When we launched the beta-version of Jadaliyya in Fall 2010, we had an idea about what it should be, but nothing was set in stone. That flexibility has proven to be Jadaliyya’s secret ingredient so to speak. Since its establishment, Jadaliyya has organically developed into the institution it is today featuring 6 country/region pages, 15 thematic pages, and 3 Arabic pages each led by a stellar group of Co-Editors. Today that organic development continues with the launching of a new Palestine page and the renaming of the Occupation, Intervention, and Law (OIL) page as Law and Conflict.
The obvious question is why is Jadaliyya just launching the Palestine Page now- nearly 4.5 years after its establishment? That’s because we have always featured Palestine-related works from essays on culture, political economy, history, refugees, war, film, culture, breaking news as well as roundtables, book reviews, interviews, lectures, and newly released reports. All of them have been filed under the OIL page in part to highlight that the exceptional nature of Palestine is in fact the norm. At this juncture, however, we have found that the critical mass of Palestine material has drowned out the rest of the critical pieces on OIL. In order to properly highlight all of this material – we have divided OIL into new pages: Palestine and Law and Conflict.
It is no coincidence we are launching these pages on year to the day that Israel launched its most recent large scale military offensive against the Gaza Strip. Thus, 7 out of 8 of the Palestine page’s inaugural posts cover Gaza. Several of these cover the ongoing humanitarian crisis in Gaza. These include posts by the Office for the Coordination of Humanitarian Affairs as well as the United Nations Relief Works Agency. In their contribution, Nuriya Oswald of Al Mezan and Harvard Professor, Sara Roy, discuss how the aid scheme, particularly the Gaza Reconstruction Mechanism, work to entrench Israel’s oppressive control over the coastal enclave. Jadaliyya Co-Editor, Max Ajl critically responds to these pieces by examining the limits of humanitarianism and extrapolates how concepts of “crisis” and “collapse” have de-politicized and obscured Israel’s settler-colonial regime. In my contribution, Permission to Kill in Gaza, I examine how Israel’s novel rules of engagement in armed conflict have expanded its right to kill and diminished protection for Palestinian civilians. Finally, in Nathan Thrall’s Quick Thoughts post, he discusses the mood of Palestinians in Gaza, the status of Hamas in the region, as well as the prospects for another war. In an indication of what is to come on the Palestine page, we also published an interview with Eyal Sagui Bizawe by Alex Shams on Arab film on Israeli television that highlights the condition and role of Mizrahim or Middle Eastern Jewish-Israelis.

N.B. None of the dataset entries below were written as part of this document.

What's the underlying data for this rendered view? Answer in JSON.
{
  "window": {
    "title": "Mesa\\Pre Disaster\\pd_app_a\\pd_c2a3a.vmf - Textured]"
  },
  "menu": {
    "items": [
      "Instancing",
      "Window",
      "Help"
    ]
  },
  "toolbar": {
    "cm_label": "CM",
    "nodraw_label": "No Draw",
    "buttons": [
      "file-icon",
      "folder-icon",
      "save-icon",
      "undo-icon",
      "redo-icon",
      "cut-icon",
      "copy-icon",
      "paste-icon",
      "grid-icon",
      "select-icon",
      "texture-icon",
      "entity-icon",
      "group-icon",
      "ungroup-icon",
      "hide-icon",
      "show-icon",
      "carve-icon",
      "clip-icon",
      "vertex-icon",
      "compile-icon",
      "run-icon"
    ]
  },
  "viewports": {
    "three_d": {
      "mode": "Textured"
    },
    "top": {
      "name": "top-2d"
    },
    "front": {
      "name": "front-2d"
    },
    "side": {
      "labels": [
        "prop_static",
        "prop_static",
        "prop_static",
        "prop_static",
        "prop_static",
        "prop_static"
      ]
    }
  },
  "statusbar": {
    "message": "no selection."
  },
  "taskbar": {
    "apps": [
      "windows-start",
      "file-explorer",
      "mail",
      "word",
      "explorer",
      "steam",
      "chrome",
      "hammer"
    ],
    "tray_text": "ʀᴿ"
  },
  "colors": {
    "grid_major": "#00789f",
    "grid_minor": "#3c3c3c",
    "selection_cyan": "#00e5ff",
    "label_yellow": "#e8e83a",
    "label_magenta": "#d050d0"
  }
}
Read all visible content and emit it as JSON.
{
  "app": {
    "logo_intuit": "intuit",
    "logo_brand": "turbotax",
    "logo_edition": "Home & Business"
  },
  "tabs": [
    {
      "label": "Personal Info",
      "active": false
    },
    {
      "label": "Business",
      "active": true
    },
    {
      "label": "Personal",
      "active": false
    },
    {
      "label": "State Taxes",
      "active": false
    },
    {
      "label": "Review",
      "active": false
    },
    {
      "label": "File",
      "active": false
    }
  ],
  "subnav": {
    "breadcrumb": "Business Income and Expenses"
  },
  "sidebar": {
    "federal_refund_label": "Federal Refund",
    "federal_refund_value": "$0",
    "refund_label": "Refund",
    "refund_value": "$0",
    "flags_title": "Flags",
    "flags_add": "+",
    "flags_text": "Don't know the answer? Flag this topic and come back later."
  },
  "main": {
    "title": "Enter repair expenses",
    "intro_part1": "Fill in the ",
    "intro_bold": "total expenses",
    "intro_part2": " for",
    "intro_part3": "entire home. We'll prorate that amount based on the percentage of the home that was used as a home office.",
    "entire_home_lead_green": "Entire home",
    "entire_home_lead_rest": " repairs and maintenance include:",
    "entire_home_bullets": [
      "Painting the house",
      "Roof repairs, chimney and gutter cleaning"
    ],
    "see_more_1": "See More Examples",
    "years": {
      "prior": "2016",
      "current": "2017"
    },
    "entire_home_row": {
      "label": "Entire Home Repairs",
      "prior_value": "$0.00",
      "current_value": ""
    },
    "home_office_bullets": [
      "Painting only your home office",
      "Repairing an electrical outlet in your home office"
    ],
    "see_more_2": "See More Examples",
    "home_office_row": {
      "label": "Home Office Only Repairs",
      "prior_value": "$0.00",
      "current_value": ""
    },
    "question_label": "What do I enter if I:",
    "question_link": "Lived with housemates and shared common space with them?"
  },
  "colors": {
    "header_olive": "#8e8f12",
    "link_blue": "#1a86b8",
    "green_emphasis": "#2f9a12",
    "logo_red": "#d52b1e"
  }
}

The Law and Conflict page includes nearly all of these essays and more. Its inaugural posts include two self-reviews, uniquely known to Jadaliyya as New Texts Out Now (NEWTON). Those NEWTONs feature Wolfgang Kaleck’s Double Standards: International Criminal Law and the West and The Human Right to Dominate by Nicola Periguini and Neve Gordon. The new page also features an essay by Jadaliyya Co-Editor, Lisa Hajjar who discusses how the US judicial branch has enabled the Obama Administration to keep details of its targeted killing program a secret- most notably from an American public.